• oracledan nefret etmemin sebebi ve bu ürünün pazar payını koruyabilmek için geliştirilmiş insanlıkdışı strateji şöyledir:

    ürün mümkün olduğunca karışık ve zor kullanılır olmalıdır. çünkü ne kadar karmaşık olursa bilmediği şeyden korkan insan doğasında o derece saygı görecektir, yanında "güvenli", "sağlam", "hızlı", "güçlü" (robust diyelim bi de tam olsun) gibi sıfatlar birlikteliğinin tartışılması olanaksız kılınacaktır.

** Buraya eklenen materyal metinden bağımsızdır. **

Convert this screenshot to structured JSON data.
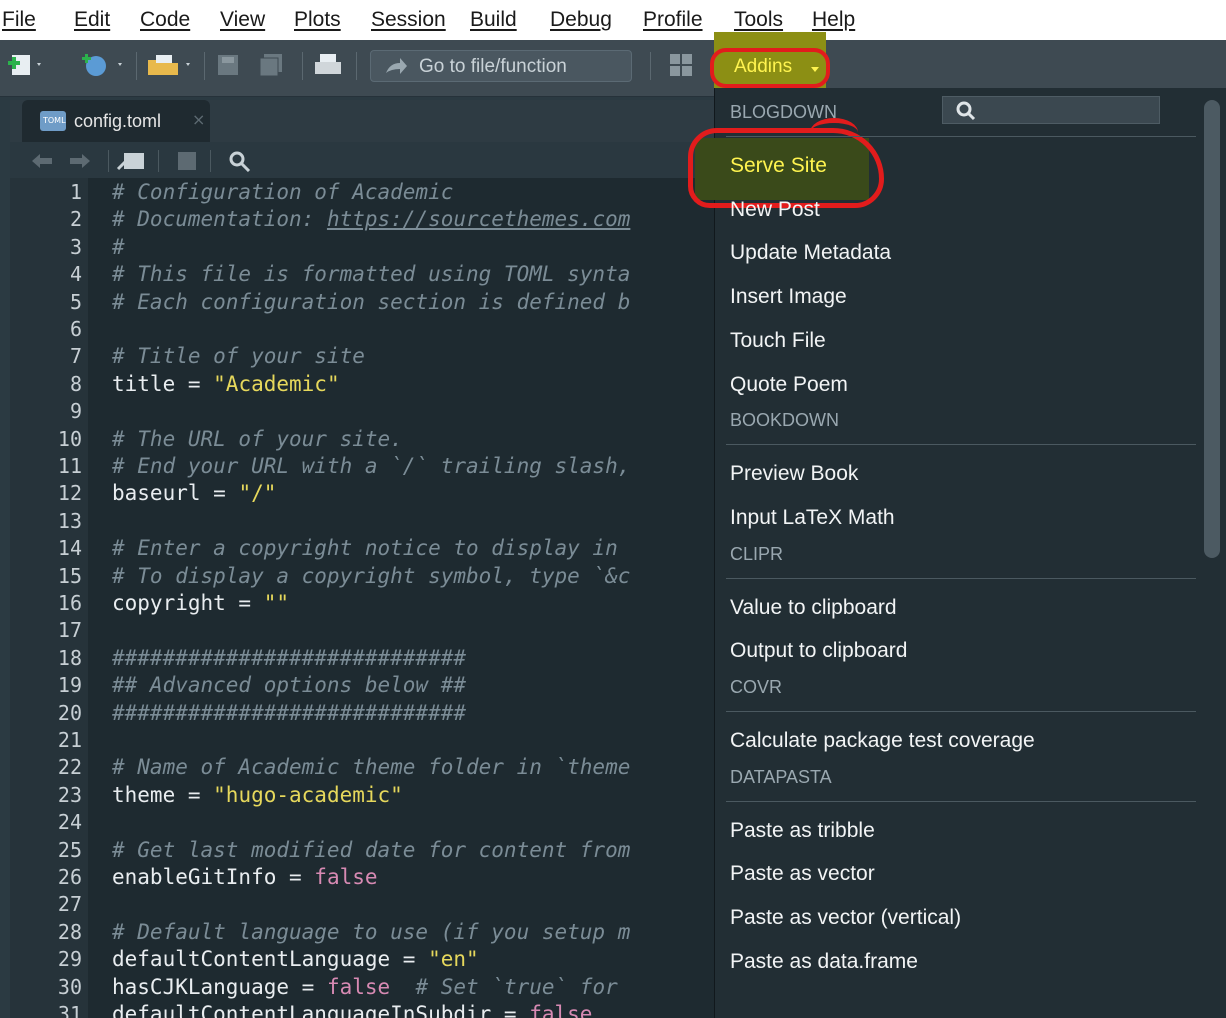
{
  "menubar": {
    "items": [
      "File",
      "Edit",
      "Code",
      "View",
      "Plots",
      "Session",
      "Build",
      "Debug",
      "Profile",
      "Tools",
      "Help"
    ]
  },
  "toolbar": {
    "goto_label": "Go to file/function",
    "addins_label": "Addins"
  },
  "tab": {
    "icon_text": "TOML",
    "name": "config.toml",
    "close": "×"
  },
  "editor": {
    "lines": [
      {
        "n": "1",
        "t": [
          {
            "k": "com",
            "v": "# Configuration of Academic"
          }
        ]
      },
      {
        "n": "2",
        "t": [
          {
            "k": "com",
            "v": "# Documentation: "
          },
          {
            "k": "link",
            "v": "https://sourcethemes.com"
          }
        ]
      },
      {
        "n": "3",
        "t": [
          {
            "k": "com",
            "v": "#"
          }
        ]
      },
      {
        "n": "4",
        "t": [
          {
            "k": "com",
            "v": "# This file is formatted using TOML synta"
          }
        ]
      },
      {
        "n": "5",
        "t": [
          {
            "k": "com",
            "v": "# Each configuration section is defined b"
          }
        ]
      },
      {
        "n": "6",
        "t": []
      },
      {
        "n": "7",
        "t": [
          {
            "k": "com",
            "v": "# Title of your site"
          }
        ]
      },
      {
        "n": "8",
        "t": [
          {
            "k": "id",
            "v": "title = "
          },
          {
            "k": "str",
            "v": "\"Academic\""
          }
        ]
      },
      {
        "n": "9",
        "t": []
      },
      {
        "n": "10",
        "t": [
          {
            "k": "com",
            "v": "# The URL of your site."
          }
        ]
      },
      {
        "n": "11",
        "t": [
          {
            "k": "com",
            "v": "# End your URL with a `/` trailing slash,"
          }
        ]
      },
      {
        "n": "12",
        "t": [
          {
            "k": "id",
            "v": "baseurl = "
          },
          {
            "k": "str",
            "v": "\"/\""
          }
        ]
      },
      {
        "n": "13",
        "t": []
      },
      {
        "n": "14",
        "t": [
          {
            "k": "com",
            "v": "# Enter a copyright notice to display in"
          }
        ]
      },
      {
        "n": "15",
        "t": [
          {
            "k": "com",
            "v": "# To display a copyright symbol, type `&c"
          }
        ]
      },
      {
        "n": "16",
        "t": [
          {
            "k": "id",
            "v": "copyright = "
          },
          {
            "k": "str",
            "v": "\"\""
          }
        ]
      },
      {
        "n": "17",
        "t": []
      },
      {
        "n": "18",
        "t": [
          {
            "k": "com",
            "v": "############################"
          }
        ]
      },
      {
        "n": "19",
        "t": [
          {
            "k": "com",
            "v": "## Advanced options below ##"
          }
        ]
      },
      {
        "n": "20",
        "t": [
          {
            "k": "com",
            "v": "############################"
          }
        ]
      },
      {
        "n": "21",
        "t": []
      },
      {
        "n": "22",
        "t": [
          {
            "k": "com",
            "v": "# Name of Academic theme folder in `theme"
          }
        ]
      },
      {
        "n": "23",
        "t": [
          {
            "k": "id",
            "v": "theme = "
          },
          {
            "k": "str",
            "v": "\"hugo-academic\""
          }
        ]
      },
      {
        "n": "24",
        "t": []
      },
      {
        "n": "25",
        "t": [
          {
            "k": "com",
            "v": "# Get last modified date for content from"
          }
        ]
      },
      {
        "n": "26",
        "t": [
          {
            "k": "id",
            "v": "enableGitInfo = "
          },
          {
            "k": "kw",
            "v": "false"
          }
        ]
      },
      {
        "n": "27",
        "t": []
      },
      {
        "n": "28",
        "t": [
          {
            "k": "com",
            "v": "# Default language to use (if you setup m"
          }
        ]
      },
      {
        "n": "29",
        "t": [
          {
            "k": "id",
            "v": "defaultContentLanguage = "
          },
          {
            "k": "str",
            "v": "\"en\""
          }
        ]
      },
      {
        "n": "30",
        "t": [
          {
            "k": "id",
            "v": "hasCJKLanguage = "
          },
          {
            "k": "kw",
            "v": "false"
          },
          {
            "k": "com",
            "v": "  # Set `true` for"
          }
        ]
      },
      {
        "n": "31",
        "t": [
          {
            "k": "id",
            "v": "defaultContentLanguageInSubdir = "
          },
          {
            "k": "kw",
            "v": "false"
          }
        ]
      }
    ]
  },
  "addins": {
    "groups": [
      {
        "header": "BLOGDOWN",
        "items": [
          "Serve Site",
          "New Post",
          "Update Metadata",
          "Insert Image",
          "Touch File",
          "Quote Poem"
        ]
      },
      {
        "header": "BOOKDOWN",
        "items": [
          "Preview Book",
          "Input LaTeX Math"
        ]
      },
      {
        "header": "CLIPR",
        "items": [
          "Value to clipboard",
          "Output to clipboard"
        ]
      },
      {
        "header": "COVR",
        "items": [
          "Calculate package test coverage"
        ]
      },
      {
        "header": "DATAPASTA",
        "items": [
          "Paste as tribble",
          "Paste as vector",
          "Paste as vector (vertical)",
          "Paste as data.frame"
        ]
      }
    ],
    "highlighted_item": "Serve Site"
  },
  "colors": {
    "highlight_text": "#fff44f",
    "annotation_red": "#e21c1c",
    "editor_bg": "#1e2a30"
  }
}
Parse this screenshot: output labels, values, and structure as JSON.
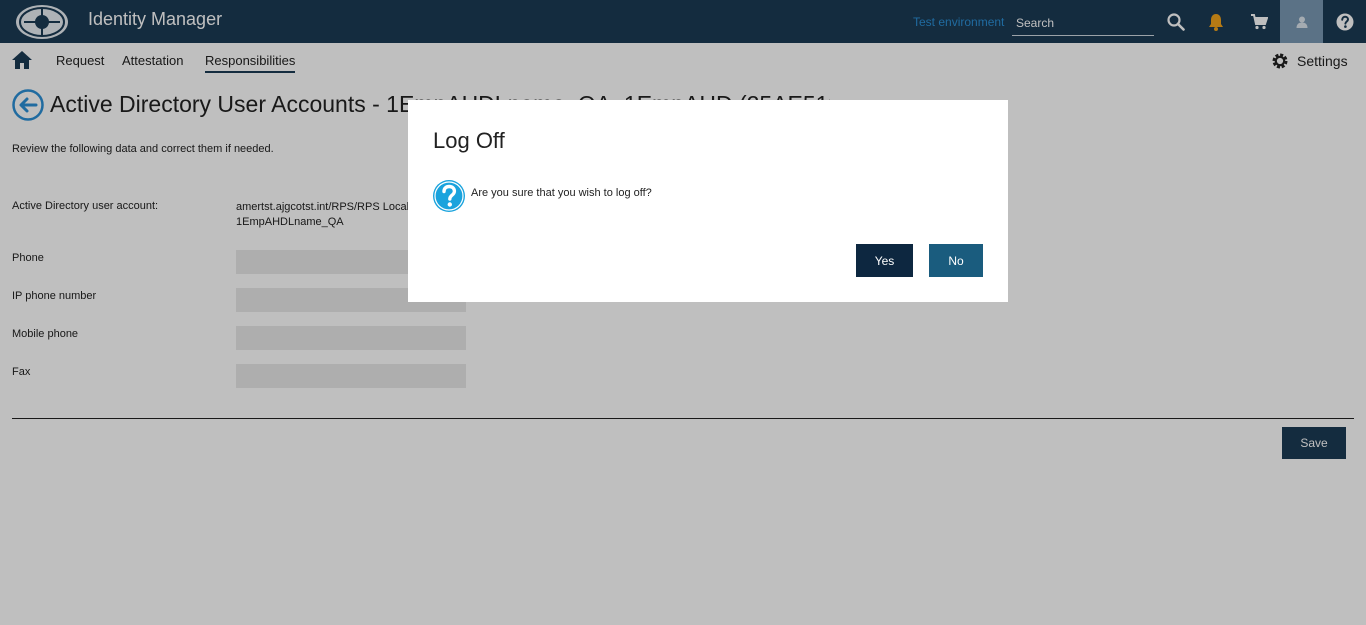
{
  "header": {
    "app_title": "Identity Manager",
    "environment_label": "Test environment",
    "search_placeholder": "Search",
    "accent_color": "#1b3b55",
    "notification_color": "#f2a31b",
    "icons": [
      "logo-icon",
      "search-icon",
      "bell-icon",
      "cart-icon",
      "user-icon",
      "help-icon"
    ]
  },
  "nav": {
    "items": [
      "Request",
      "Attestation",
      "Responsibilities"
    ],
    "active": "Responsibilities",
    "settings_label": "Settings"
  },
  "page": {
    "title": "Active Directory User Accounts - 1EmpAHDLname_QA, 1EmpAHD (25AE519B)",
    "intro": "Review the following data and correct them if needed.",
    "account": {
      "label": "Active Directory user account:",
      "value_line1": "amertst.ajgcotst.int/RPS/RPS Local",
      "value_line2": "1EmpAHDLname_QA"
    },
    "fields": {
      "phone": "Phone",
      "ip_phone": "IP phone number",
      "mobile": "Mobile phone",
      "fax": "Fax"
    },
    "save_label": "Save"
  },
  "dialog": {
    "title": "Log Off",
    "message": "Are you sure that you wish to log off?",
    "yes_label": "Yes",
    "no_label": "No",
    "icon": "question-icon"
  }
}
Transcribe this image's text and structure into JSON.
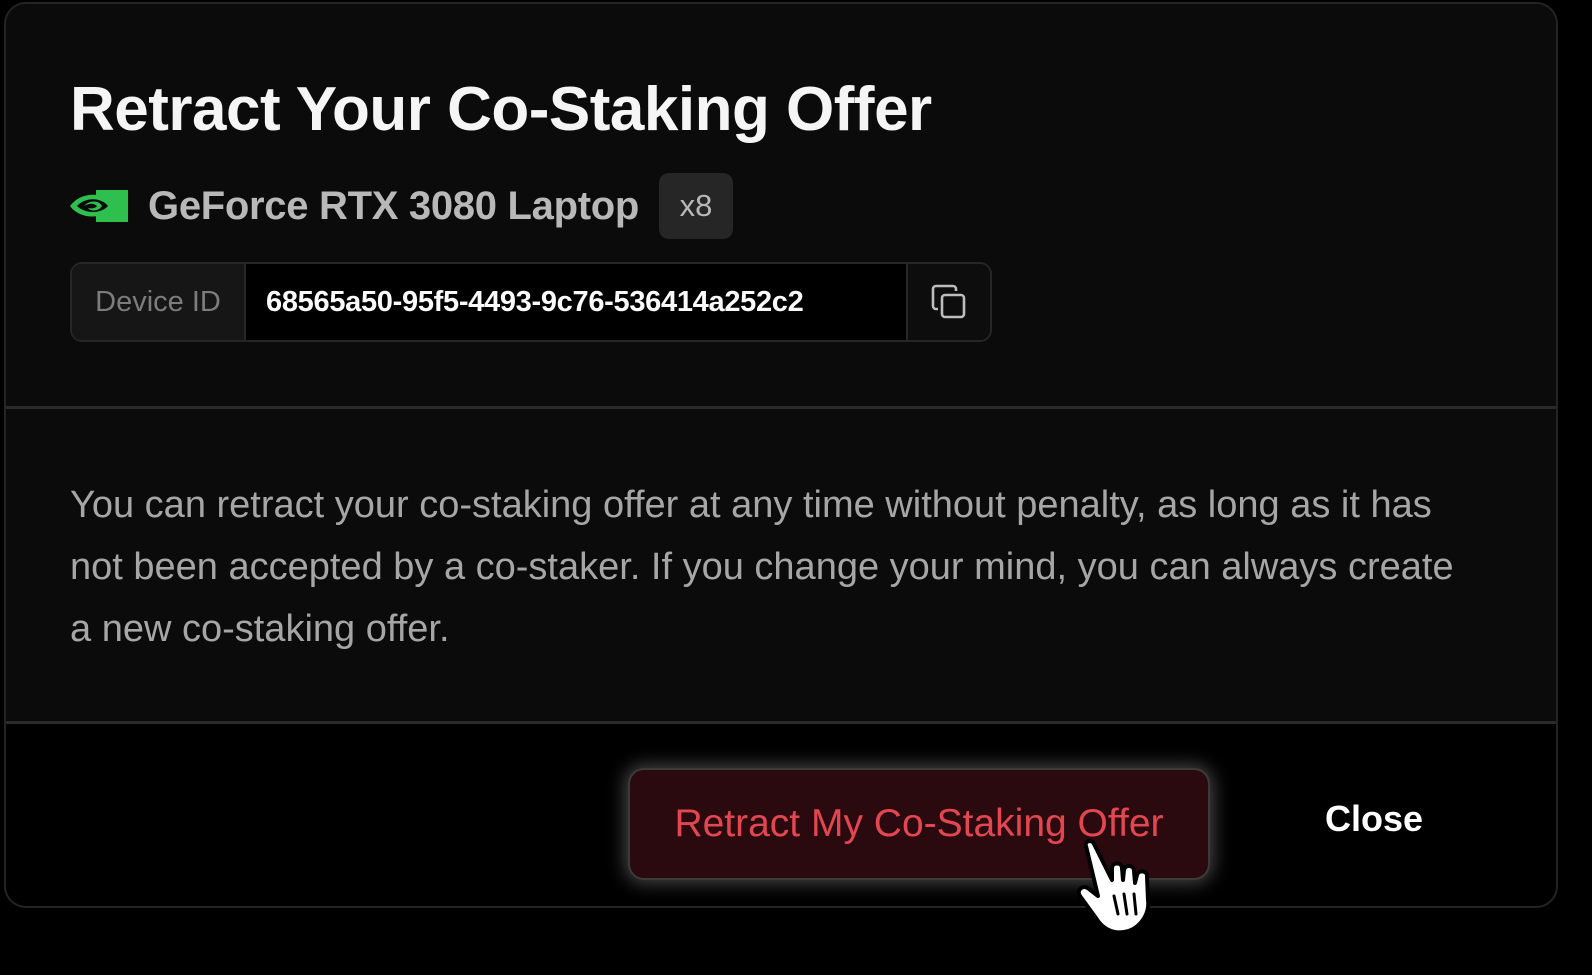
{
  "modal": {
    "title": "Retract Your Co-Staking Offer",
    "device": {
      "brand_icon": "nvidia-logo-icon",
      "brand_color": "#76b900",
      "name": "GeForce RTX 3080 Laptop",
      "count": "x8"
    },
    "device_id": {
      "label": "Device ID",
      "value": "68565a50-95f5-4493-9c76-536414a252c2",
      "copy_icon": "copy-icon"
    },
    "description": "You can retract your co-staking offer at any time without penalty, as long as it has not been accepted by a co-staker. If you change your mind, you can always create a new co-staking offer.",
    "actions": {
      "retract_label": "Retract My Co-Staking Offer",
      "retract_color": "#e24651",
      "close_label": "Close"
    }
  },
  "cursor": {
    "icon": "hand-pointer-icon"
  }
}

    aynı zamanda bu karmaşıklık maskesi altında rafa koyulduğunda diğer ürünlerle karşılaştırmak da oldukça güçleşecektir, zira karşılaştırabilmek için önce oracle'ı çok iyi bilmeniz, konuda uzmanlaşmanız gerekmektedir. hangi argümanı öne atarsanız atın, "evet ama aslında o öyle de değil tam.." diye bir karşı argümanla önünüze çıkabileceklerini bilirsiniz. işte bu yüzden piyasada zorluğuyla farklı imajıyla prim yapar.

    örnek vermek gerekirse tanıdığım az bilgi sahibi bütün insanlar için oracle "hızlı", "güvenli" ve "güçlü"dür. neden, çünkü bu söylenmiştir kendisine ve bundan başka araştırma veya öğrenme olanağı yoktur. karmakarışık bir şeydir oracle, uzmanları bilenleri vardır, onlara danışılmalıdır gerektiğinde. oysa çok az anladığı halde örneğin bir sql server'ın enterprise manager'ını açıp sağını solunu bozmadan kurcalayabilir, hakkında oracle'a göre çok daha rahat yorum yapabilir. bir problem çıktığında gerekirse düzeltmeye çalışabilir ve çok gerizekalı olmadığı sürece başarılı olacaktır.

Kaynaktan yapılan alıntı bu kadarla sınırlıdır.